The Biosecurity Myth That is Destroying Small Farming

• GreenMedInfo

Governments are deciding that small farms are not biosecure against infectious diseases. Despite plentiful evidence that small farms are in fact more safe and more biosecure they are enacting rules and regulations that are near impossible for small farms with animals outdoors to meet, either cost-effectively or at all. The result is destroying rural and traditional ways of life

Chen Yun's pigs stopped eating, then developed a fever. Within a week, all 10,000 on his farm in Jiangxi, in southeast China, had died of African swine fever (ASF). In 2018-19 the virus affected every province and led to the slaughter of half the country's pigs. The outbreak spread from China to Southeast Asia; the virus, already present in central Europe, reached Belgium in 2018. France and other European nations remain braced for its possible arrival. ASF, which was identified over a century ago, does not infect humans but mortality can be up to 100% among pigs.
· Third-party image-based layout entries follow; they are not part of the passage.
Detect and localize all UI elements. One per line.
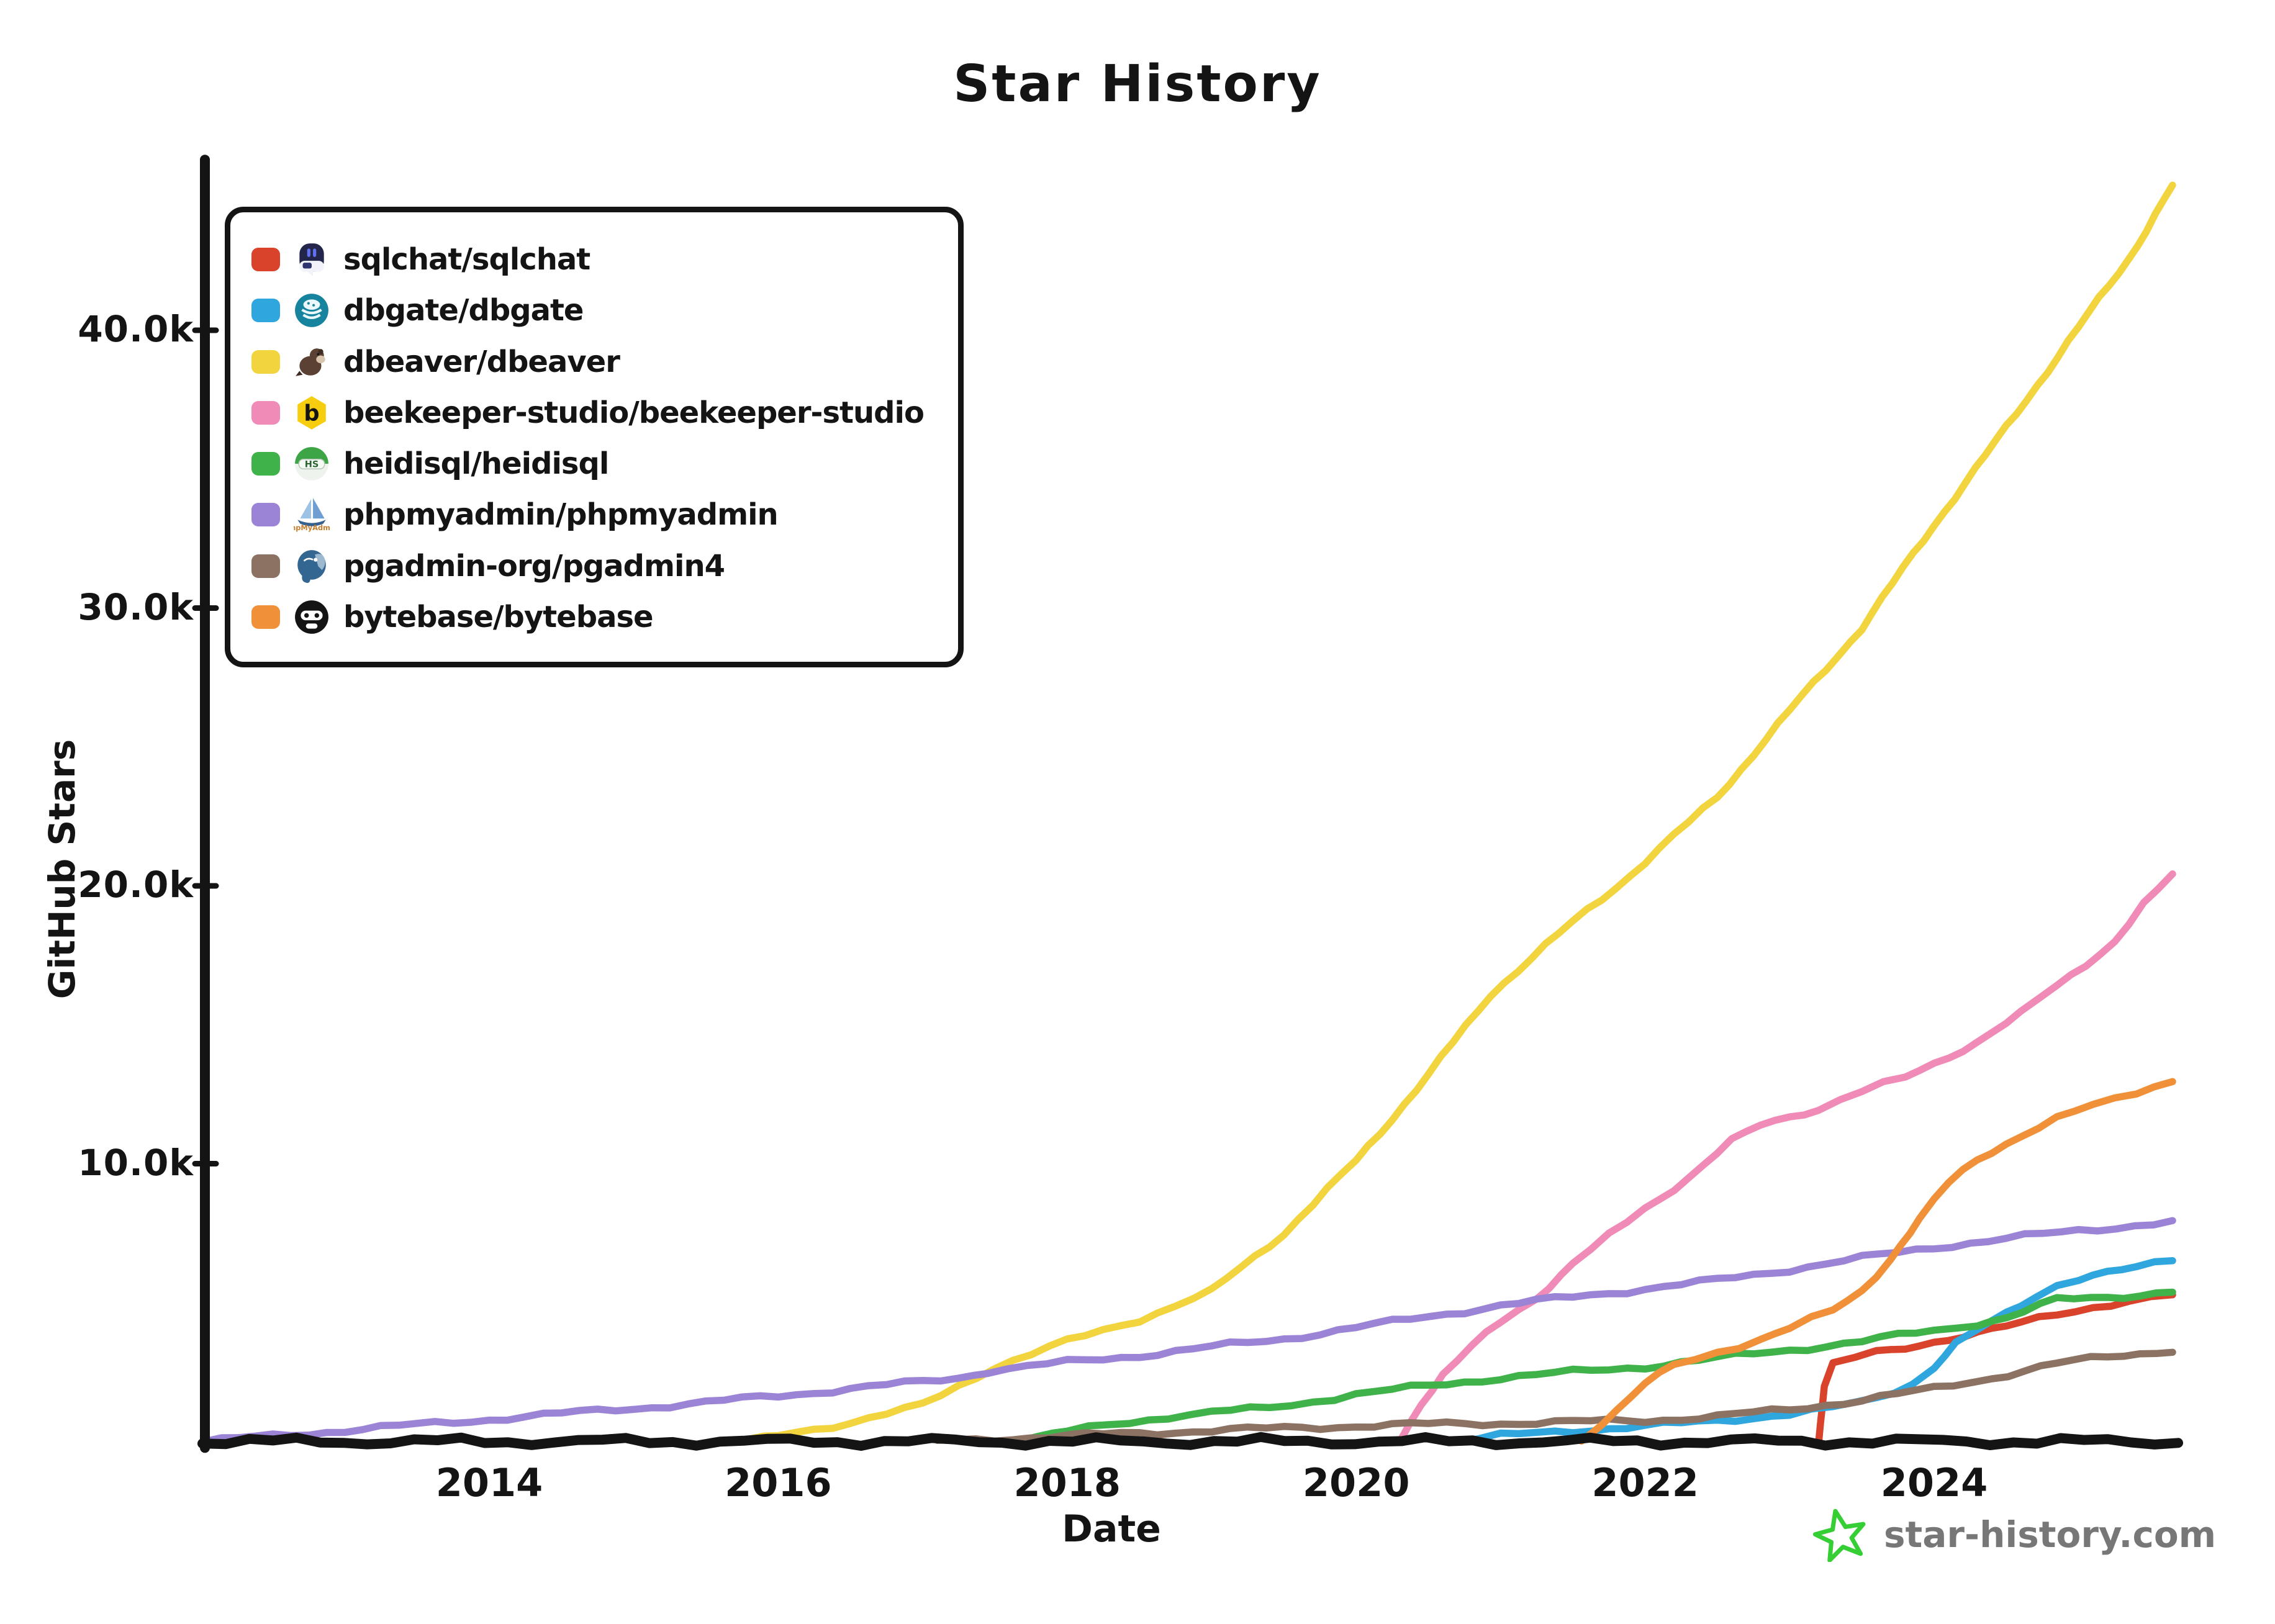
watermark: star-history.com [1813, 1507, 2216, 1562]
sqlchat-logo-icon [294, 241, 330, 277]
legend-item-beekeeper-studio: b beekeeper-studio/beekeeper-studio [251, 394, 937, 431]
pgadmin-color-swatch [251, 554, 280, 578]
legend-label: dbgate/dbgate [343, 293, 584, 328]
star-history-star-icon [1813, 1509, 1866, 1562]
legend: sqlchat/sqlchat dbgate/dbgate dbeaver/db… [225, 207, 964, 667]
watermark-text: star-history.com [1884, 1513, 2217, 1556]
legend-item-pgadmin4: pgadmin-org/pgadmin4 [251, 548, 937, 585]
svg-text:b: b [304, 400, 319, 426]
legend-label: dbeaver/dbeaver [343, 344, 620, 379]
legend-item-dbeaver: dbeaver/dbeaver [251, 343, 937, 381]
legend-label: bytebase/bytebase [343, 599, 654, 634]
legend-item-bytebase: bytebase/bytebase [251, 598, 937, 636]
y-tick-label: 10.0k [78, 1141, 194, 1184]
y-axis-title: GitHub Stars [41, 739, 83, 999]
legend-label: phpmyadmin/phpmyadmin [343, 497, 779, 533]
x-tick-label: 2014 [435, 1460, 543, 1505]
dbgate-color-swatch [251, 299, 280, 323]
svg-text:HS: HS [305, 460, 319, 470]
heidisql-color-swatch [251, 452, 280, 476]
legend-item-phpmyadmin: phpMyAdmin phpmyadmin/phpmyadmin [251, 496, 937, 533]
x-axis-line [197, 1432, 2183, 1451]
chart-title: Star History [953, 55, 1322, 114]
phpmyadmin-color-swatch [251, 503, 280, 527]
x-tick-label: 2016 [725, 1460, 832, 1505]
svg-text:phpMyAdmin: phpMyAdmin [294, 523, 330, 532]
heidisql-logo-icon: HS [294, 446, 330, 482]
sqlchat-color-swatch [251, 248, 280, 271]
x-axis-title: Date [1062, 1507, 1161, 1551]
legend-item-sqlchat: sqlchat/sqlchat [251, 241, 937, 278]
dbeaver-logo-icon [294, 344, 330, 380]
series-line-pgadmin-org [933, 1348, 2176, 1445]
x-tick-label: 2024 [1880, 1460, 1988, 1505]
series-line-heidisql [991, 1288, 2176, 1446]
beekeeper-color-swatch [251, 400, 280, 425]
series-line-phpmyadmin [201, 1217, 2176, 1445]
legend-label: heidisql/heidisql [343, 446, 609, 482]
beekeeper-logo-icon: b [294, 395, 330, 431]
x-tick-label: 2022 [1591, 1460, 1699, 1505]
dbgate-logo-icon [294, 292, 330, 328]
y-tick-label: 20.0k [78, 864, 194, 906]
series-line-bytebase [1578, 1078, 2176, 1445]
phpmyadmin-logo-icon: phpMyAdmin [294, 497, 330, 533]
y-tick-label: 30.0k [78, 585, 194, 628]
bytebase-logo-icon [294, 599, 330, 635]
legend-label: pgadmin-org/pgadmin4 [343, 548, 725, 584]
legend-item-dbgate: dbgate/dbgate [251, 292, 937, 329]
legend-label: beekeeper-studio/beekeeper-studio [343, 395, 925, 430]
x-tick-label: 2020 [1302, 1460, 1410, 1505]
legend-item-heidisql: HS heidisql/heidisql [251, 445, 937, 482]
legend-label: sqlchat/sqlchat [343, 242, 590, 277]
y-tick-label: 40.0k [78, 308, 194, 350]
series-line-dbeaver [746, 181, 2176, 1443]
pgadmin-logo-icon [294, 548, 330, 584]
dbeaver-color-swatch [251, 350, 280, 374]
bytebase-color-swatch [251, 605, 280, 629]
x-tick-label: 2018 [1013, 1460, 1121, 1505]
series-line-beekeeper-studio [1396, 870, 2176, 1446]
To tackle the epidemic, China is favouring farms with at least 500 pigs, following the biosecurity precept that bigger is better. 'Family farms will tend to disappear in favour of industrial production,' said Jian Huang, an expert at China's national pig institute. China is following health advice from international bodies for epizootic diseases (epidemics that affect animals), said Wantanee Kalpravidh, an animal health expert at the UN Food and Agriculture Organisation (FAO); farms are classified according to their presumed risk of infection, from sector 1, deemed to have the highest level of biosecurity, to sector 4, with the lowest.

The underlying idea is that the spread of viruses is limited when animals are reared in closed buildings or behind fences that prevent contact with wild species that could transmit pathogens, and livestock eat commercially produced feed with sanitary certification rather than feed grown on the farm. Biosecurity regulations govern not only the farm's hygiene regime (hand-washing, clothing changes before entering buildings, disinfection of vehicles) but the technical and business orientation of the operation. And that raises questions.

The biosecurity approach, which standardises and compartmentalises production methods, fails to take account of the risk created by industrial-scale livestock rearing in confined spaces. Large-scale units are presented as the solution to a problem they helped create. While the destruction of nature and wild habitats, often for industrial purposes, has led to the transmission of new viruses, many studies have shown the acceleration of epizootic diseases also owes much to the industrialisation of livestock farming.